В Верховном суде Северной Осетии, где продолжается слушание по делу Кулаева, допросили во вторник некоторых бывших руководителей республики.

За время заседания показания дали шестеро свидетелей, каждый из которых допрашивался до полутора часов. По ходатайству потерпевших в качестве свидетелей для дачи показаний в суд явились Урузмаг Огоев, бывший секретарь совета экономической и общественной безопасности республики; бывший министр внутренних дел Казбек Дзантиев; начальник Бесланского РОВД Мирослав Айдаров и двое его заместителей — Таймураз Муртазов и Гурам Дряеев (уголовное дело в их отношении передано в суд), а также Лев Дзугаев, отвечавший во время теракта за связи со СМИ.
Генерал Огоев, на 1 сентября секретарь совета экономической и общественной безопасности республики, сразу заявил, что не являлся членом штаба по освобождению заложников. Штаб был сформирован в первый же день по приказу председателя правительства страны под руководством директора УФСБ по Северной Осетии Валерия Андреева. По словам Огоева, штаб находился на первом этаже администрации Беслана и «посторонних туда не пускали». Согласно закону об антитерроре, заметил свидетель, контртеррористическими операциями должен заниматься силовой блок страны.
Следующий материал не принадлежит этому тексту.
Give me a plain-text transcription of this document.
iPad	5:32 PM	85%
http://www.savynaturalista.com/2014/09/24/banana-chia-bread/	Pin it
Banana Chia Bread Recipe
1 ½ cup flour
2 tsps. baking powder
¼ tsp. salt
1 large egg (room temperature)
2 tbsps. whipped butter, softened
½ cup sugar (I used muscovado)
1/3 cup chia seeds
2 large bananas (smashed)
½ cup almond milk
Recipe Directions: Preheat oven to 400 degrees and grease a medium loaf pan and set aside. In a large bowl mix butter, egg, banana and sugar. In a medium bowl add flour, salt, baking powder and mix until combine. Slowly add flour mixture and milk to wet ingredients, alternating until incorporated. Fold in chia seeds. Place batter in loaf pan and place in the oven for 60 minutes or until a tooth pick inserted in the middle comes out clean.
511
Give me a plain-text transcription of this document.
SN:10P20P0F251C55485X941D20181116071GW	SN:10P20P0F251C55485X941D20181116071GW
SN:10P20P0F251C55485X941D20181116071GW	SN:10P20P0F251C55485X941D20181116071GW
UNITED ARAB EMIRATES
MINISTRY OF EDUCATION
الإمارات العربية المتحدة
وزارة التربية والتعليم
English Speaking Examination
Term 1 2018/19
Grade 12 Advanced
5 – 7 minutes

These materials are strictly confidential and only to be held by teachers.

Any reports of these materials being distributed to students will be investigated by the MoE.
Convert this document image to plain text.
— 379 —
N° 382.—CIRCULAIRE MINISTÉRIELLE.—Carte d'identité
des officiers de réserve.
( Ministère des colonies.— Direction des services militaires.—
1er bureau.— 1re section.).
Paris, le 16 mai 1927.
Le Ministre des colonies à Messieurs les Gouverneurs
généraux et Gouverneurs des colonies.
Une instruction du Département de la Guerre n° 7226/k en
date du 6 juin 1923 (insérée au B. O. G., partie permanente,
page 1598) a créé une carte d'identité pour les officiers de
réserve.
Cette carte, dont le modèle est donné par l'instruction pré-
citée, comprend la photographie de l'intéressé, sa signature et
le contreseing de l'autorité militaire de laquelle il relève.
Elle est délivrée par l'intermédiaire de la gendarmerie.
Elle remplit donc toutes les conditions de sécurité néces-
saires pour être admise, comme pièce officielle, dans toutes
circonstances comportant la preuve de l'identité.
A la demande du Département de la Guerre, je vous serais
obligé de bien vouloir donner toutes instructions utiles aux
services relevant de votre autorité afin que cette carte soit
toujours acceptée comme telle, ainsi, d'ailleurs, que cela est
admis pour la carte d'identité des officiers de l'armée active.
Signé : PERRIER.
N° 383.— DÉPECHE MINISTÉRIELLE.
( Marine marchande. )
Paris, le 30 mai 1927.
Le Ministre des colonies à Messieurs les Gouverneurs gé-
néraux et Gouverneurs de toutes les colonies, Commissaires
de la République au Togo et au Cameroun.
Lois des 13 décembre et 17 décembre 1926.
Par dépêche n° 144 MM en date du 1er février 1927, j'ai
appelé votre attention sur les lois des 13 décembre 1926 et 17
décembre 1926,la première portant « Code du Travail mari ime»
«Дзасохов решал административные вопросы, порядок работы исполнительной власти. Все другие вопросы должны были решать силовики. Мне ничего не было известно о количестве заложников. Официальной информации никакой не было. До тех пор, пока туда не зашел Аушев, и не увидел реальную обстановку, точное число заложников было неизвестно. В озвученную цифру 354 человека мало кто верил. Это было, по крайней мере, некорректно», — заявил свидетель, оговорившись, что определение числа заложников в его функции не входило.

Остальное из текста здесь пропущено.